After reading several articles regarding e-sports, Professor Hansen began to contemplate who could help him with his project, which led him to meet with Greg Matthews of enrollment management at Norwich University.

Prof. Hansen immediately learned that Matthews and his children were also gamers which allowed Matthews to “immediately see the value of bringing gamers on board.”

While Prof. Hansen was exchanging emails with Matthews, he sent emails among the computer science majors to gauge the interest of e-sports in Norwich and found tremendous interest in the program. Despite this interest, there were students who were concerned that the new e-sports program would overshadow the League of Legends Club which had been established one year prior.

Prof. Hansen eased their worries by making League of Legends one of the three games Norwich students can play competitively in, alongside Player’s Unknown Battleground and Rainbow Six: Siege.

PlayerUnknown’s Battleground. Logo image used under Fair Use.

“The Siege team started competing in a collegiate league; the PUBG team started competing in a collegiate league,” said Hansen “Everybody’s started to get motivated and playing their games.”

Students playing in e-sports teams are held to the same expectations held for students on Norwich’s football or hockey team since they still represent Norwich in competitive gaming.

“We have some expectations and team rules about number of hours of practice,” said Hansen, “when people are going to compete, who’s responsible, how are subs handled, this sort of thing.”

Norwich’s admissions office wanted to encourage new students into joining the varsity-level teams and reward current members by offering an e-sports scholarship that rewards students with $1500 dollars a semester, though recipients may lose that scholarship the following semester if they aren’t dedicated enough to their teams.

“There’s expectations that go along with that,” Said Hansen “If you don’t show up to a bunch for practices to the football team, you’re not on the team anymore because there’s expectations and people rely on each other.”

The League of Legends club, which existed unofficially a year prior, saw an increase in membership thanks to Prof. Hansen’s e-sports program.

“Last year we had maybe about ten members that came by regularly.

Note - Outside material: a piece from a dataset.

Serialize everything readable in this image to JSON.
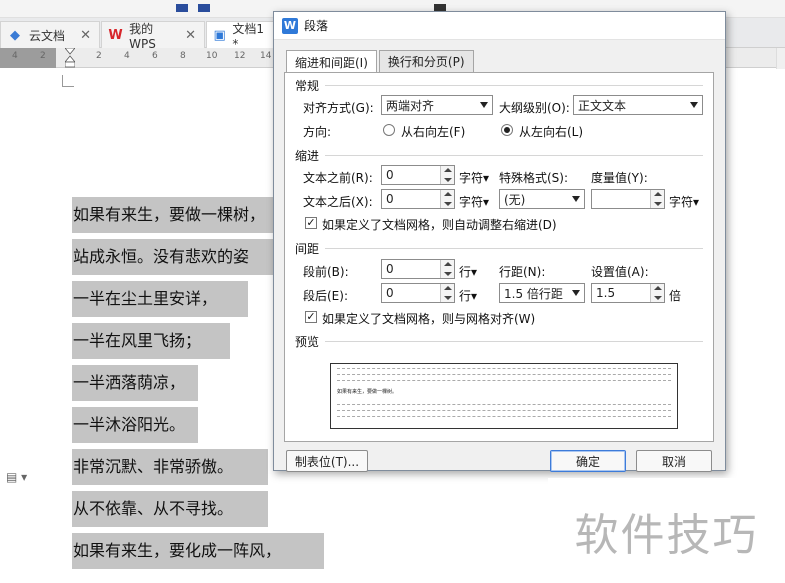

Now we have over 40 members that are signed up on the OrgSync page and half of those show up to weekly meetings” said Alexis Julian, 21, a senior computer security and information assurance major from Homosassa, Fla.

Julian founded the club to give students who enjoyed the game a friendly environment where “they could help each other out, help each other climb the ranks.”

Norwich’s League of Legends club meets every Monday night in the Wise Campus Center media rooms 002 and 003 from 7 to 10 p.m. and has two teams of different skill level: NU Gold and NU Maroon. The club has been extended an invitation to compete in the College League of Legends tournament by Riot, the developer of the League of Legends game.”

“The fact that we were invited to join the competition in the first place is really big for us,” said Julian “We can put the name out there. We can show off that we have a Norwich e-sports team.”

Most members of the NU Gold team only use desktops when they play League so members will often end up playing matches against colleges from the inside of their dorm rooms.

“NU Maroon, we all have laptops so we all meet up and play,” said Trang Do, 20, a computer security and computer science double major from Malden, Mass. Do serves as the club treasurer and captain of the NU Maroon team.

Do first became interested in League of Legends as a way to keep in touch with her friends when she moved to Malden. As captain of the NU Maroon team, Do believes that her team’s ability to communicate and react as a group is their greatest strength that often trumps the NU Gold team in friendly skirmishes.

“They’re better individually, but League is a team game and when you work as a team you win,” said Do.

Rainbow Six: Siege Logo. Logo image used under Fair Use.

Norwich’s Rainbow Six: Siege team, has already distinguished themselves by ranking 22nd out of 500 in their collegiate league.

“We have five for the Alpha team and five for the Bravo team. We’ve been kind of struggling to have a consistent Bravo team. We finally have a consistent roster so we’re trying to get them matches so they don’t feel left out,” said Derek Wiesing, 22, a fifth-year cyber security major from Naples, FL.

The players on the Siege team are preparing to compete in the playoffs after Thanksgiving break. E-sports games from Norwich are streamed from Norwich’s own Twitch account.